"Where's the tin?"
"The cash tin for the desk?"
"It's there," I said, indicating the donations tin.
"But what if people want change?"
"We don't give them change, it's a donation. We haven't had a cash tin on the desk for the past three years, remember?"
My volunteer gave me a blank look. It was his first time back in this season. He'd obviously jettisoned all prior knowledge as surplus to requirements over the winter. He's not alone in this.
"Where are the laminated sheets about the guns, they don't seem to be in the drawer?"
"No, we're not having laminated sheets out on display any more, we've put them in the folder, remember?"
"Do you want the centre light on, or the lamp, in the Business Room?"
"Um...it seems really bright and sunny to me today, Mildred....I don't think we need a light on at all. Remember the damage light can do?"
"Mildred's just fallen down the stairs!"
"What? Our stairs?"
"Yes, she was halfway down, missed her tread, and fell down the rest of them."
"Is she ok?"
"Yes, but a bit shaken."
"I'd better do an accident report. What was she doing up the stairs anyway?"
"Think she was putting the lights on."
"Can you read this?"
McColleague was pointing to a tiny inscription on the handle of an old umbrella from the Business Room. I looked up from the accident report form for Mildred.
"A visitor wanted to know. I'll get the magnifying glass."
"No, I still can't see anything. It's too small. Who on earth wants to know stuff like this?"
"Tell him it's a manufacturers stamp."
"Umbrella Man says your drain's blocked."
"The drain outside your bathroom window."
"What's he doing looking at that?"
"Ask Lovely Warden to poke it with a pointy stick, that usually does it. It's probably just leaves."
"I've just bumped into Umbrella Man again. This time he says there's a lamb separated from its mother outside - couldn't we hear it bleating?"
Just then the radio squawked into life.
"Ticket Office to Doris - there is a lamb running up the drive."
"Yup, OK, we're on it!"
Outside the house a small black and white Jacobs lamb was indeed out on the road, racing toward the horizon.
"It's one of yours," I said to my Boss, who happened to be on site at the time.
The ensuing chase was the highlight of my day. Lovely Warden came at it from one end of the road, my Boss from the other. There was running and jumping, leaps, bounds, falls and shouting. McColleague and I watched the whole thing from our vantage point on the front lawn. We doubled over with laughter. The whole event was drawing quite a crowd. At long last the lamb was finally persuaded to run back into the field and was reunited with its mother. The Boss walked back to McColleague and I, holding up a bloodstained hand.

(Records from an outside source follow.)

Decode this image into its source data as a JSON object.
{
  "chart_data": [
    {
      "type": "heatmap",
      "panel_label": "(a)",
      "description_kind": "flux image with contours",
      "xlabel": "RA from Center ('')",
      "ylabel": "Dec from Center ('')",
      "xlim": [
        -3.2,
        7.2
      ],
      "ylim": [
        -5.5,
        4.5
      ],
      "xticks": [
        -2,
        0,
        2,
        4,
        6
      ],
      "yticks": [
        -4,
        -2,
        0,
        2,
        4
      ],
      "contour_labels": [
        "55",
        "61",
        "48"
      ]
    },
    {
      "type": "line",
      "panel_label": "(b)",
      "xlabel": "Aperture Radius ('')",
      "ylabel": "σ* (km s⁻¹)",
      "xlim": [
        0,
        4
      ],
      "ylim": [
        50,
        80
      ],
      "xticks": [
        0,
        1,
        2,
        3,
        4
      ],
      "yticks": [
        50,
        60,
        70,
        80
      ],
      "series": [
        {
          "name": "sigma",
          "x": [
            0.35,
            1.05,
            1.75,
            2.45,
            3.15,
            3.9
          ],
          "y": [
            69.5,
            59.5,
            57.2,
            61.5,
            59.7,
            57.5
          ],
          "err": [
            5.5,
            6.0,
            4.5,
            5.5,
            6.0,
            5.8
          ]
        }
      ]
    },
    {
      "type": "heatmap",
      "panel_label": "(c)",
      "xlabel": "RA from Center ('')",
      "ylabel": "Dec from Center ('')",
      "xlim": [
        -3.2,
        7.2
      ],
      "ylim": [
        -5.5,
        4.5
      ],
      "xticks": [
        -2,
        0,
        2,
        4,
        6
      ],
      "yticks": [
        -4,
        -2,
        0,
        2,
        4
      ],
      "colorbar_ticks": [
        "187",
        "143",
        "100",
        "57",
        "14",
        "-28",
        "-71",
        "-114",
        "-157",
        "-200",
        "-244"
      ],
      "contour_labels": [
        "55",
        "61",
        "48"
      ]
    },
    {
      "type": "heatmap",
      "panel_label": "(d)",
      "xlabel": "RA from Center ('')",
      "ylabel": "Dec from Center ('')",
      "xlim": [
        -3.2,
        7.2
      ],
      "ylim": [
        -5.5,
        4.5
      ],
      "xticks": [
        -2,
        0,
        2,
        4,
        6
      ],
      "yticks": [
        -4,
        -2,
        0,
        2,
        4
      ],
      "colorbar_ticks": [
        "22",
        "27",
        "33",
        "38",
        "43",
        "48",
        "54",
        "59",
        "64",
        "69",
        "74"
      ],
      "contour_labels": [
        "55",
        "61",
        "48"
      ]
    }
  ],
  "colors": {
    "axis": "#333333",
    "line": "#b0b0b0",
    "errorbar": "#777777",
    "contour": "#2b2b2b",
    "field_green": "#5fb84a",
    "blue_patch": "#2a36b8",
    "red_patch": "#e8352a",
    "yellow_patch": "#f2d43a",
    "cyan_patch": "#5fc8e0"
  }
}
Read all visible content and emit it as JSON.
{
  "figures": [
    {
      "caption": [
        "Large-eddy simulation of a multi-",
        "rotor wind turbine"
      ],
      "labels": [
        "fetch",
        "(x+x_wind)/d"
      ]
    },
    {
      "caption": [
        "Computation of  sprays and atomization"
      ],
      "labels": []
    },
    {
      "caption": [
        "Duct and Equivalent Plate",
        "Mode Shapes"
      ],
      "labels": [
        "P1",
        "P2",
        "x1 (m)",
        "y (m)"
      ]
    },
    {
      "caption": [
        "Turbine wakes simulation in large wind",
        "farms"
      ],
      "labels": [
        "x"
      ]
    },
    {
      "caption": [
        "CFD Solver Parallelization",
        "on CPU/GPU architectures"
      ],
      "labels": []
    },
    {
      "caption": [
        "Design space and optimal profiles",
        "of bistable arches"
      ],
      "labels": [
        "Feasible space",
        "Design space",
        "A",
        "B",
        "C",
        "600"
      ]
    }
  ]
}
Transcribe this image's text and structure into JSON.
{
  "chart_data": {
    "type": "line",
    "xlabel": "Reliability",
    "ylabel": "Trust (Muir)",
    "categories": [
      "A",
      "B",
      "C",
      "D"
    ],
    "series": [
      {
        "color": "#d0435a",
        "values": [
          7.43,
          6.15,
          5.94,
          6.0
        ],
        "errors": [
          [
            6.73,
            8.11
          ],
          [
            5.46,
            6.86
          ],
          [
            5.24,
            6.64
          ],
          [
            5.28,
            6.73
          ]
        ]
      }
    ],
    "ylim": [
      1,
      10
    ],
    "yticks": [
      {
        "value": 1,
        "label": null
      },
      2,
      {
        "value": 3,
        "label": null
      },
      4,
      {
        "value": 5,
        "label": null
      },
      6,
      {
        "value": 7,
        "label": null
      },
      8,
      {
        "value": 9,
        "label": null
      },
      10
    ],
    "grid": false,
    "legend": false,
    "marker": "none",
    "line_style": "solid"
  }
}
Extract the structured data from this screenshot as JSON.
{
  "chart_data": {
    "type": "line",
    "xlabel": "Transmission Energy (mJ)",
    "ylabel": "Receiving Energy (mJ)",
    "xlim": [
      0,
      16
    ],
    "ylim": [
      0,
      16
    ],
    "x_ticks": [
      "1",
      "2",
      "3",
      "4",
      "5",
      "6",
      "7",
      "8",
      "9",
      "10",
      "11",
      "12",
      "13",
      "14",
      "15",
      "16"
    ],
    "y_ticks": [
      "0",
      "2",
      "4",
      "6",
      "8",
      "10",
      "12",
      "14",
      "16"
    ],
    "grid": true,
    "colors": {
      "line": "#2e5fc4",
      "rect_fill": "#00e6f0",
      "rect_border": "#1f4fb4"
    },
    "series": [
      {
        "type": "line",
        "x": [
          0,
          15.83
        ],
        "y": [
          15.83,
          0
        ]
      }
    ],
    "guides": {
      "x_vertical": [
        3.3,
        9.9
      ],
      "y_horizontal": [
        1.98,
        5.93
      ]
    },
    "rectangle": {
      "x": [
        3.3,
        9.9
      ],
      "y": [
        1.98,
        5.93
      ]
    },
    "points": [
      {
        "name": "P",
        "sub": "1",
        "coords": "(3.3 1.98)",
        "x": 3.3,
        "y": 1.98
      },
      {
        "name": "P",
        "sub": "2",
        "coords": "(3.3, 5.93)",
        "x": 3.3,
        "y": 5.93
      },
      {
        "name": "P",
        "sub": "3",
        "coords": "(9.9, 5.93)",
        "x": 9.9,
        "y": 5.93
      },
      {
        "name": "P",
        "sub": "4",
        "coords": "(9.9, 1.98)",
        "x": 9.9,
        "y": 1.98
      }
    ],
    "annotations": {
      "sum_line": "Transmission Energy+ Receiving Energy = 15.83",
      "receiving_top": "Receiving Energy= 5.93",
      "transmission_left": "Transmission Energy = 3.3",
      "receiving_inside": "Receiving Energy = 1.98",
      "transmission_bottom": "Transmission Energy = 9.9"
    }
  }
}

"Need the First Aid kit," he smiled. "I dived for the lamb, missed, and grabbed the barbed wire fence."
"Aw, I'll have to do another accident report now."
"The thing is," confided the Boss as he dabbed at his wound with an antiseptic wipe, "what I usually do when I'm trying to catch one of my lambs is kick its feet out from under it as it tries to run past. But I couldn't do that with everyone looking."
McColleague and I nodded understandingly. Kicking lambs never goes down well with the visitors over the Easter holidays.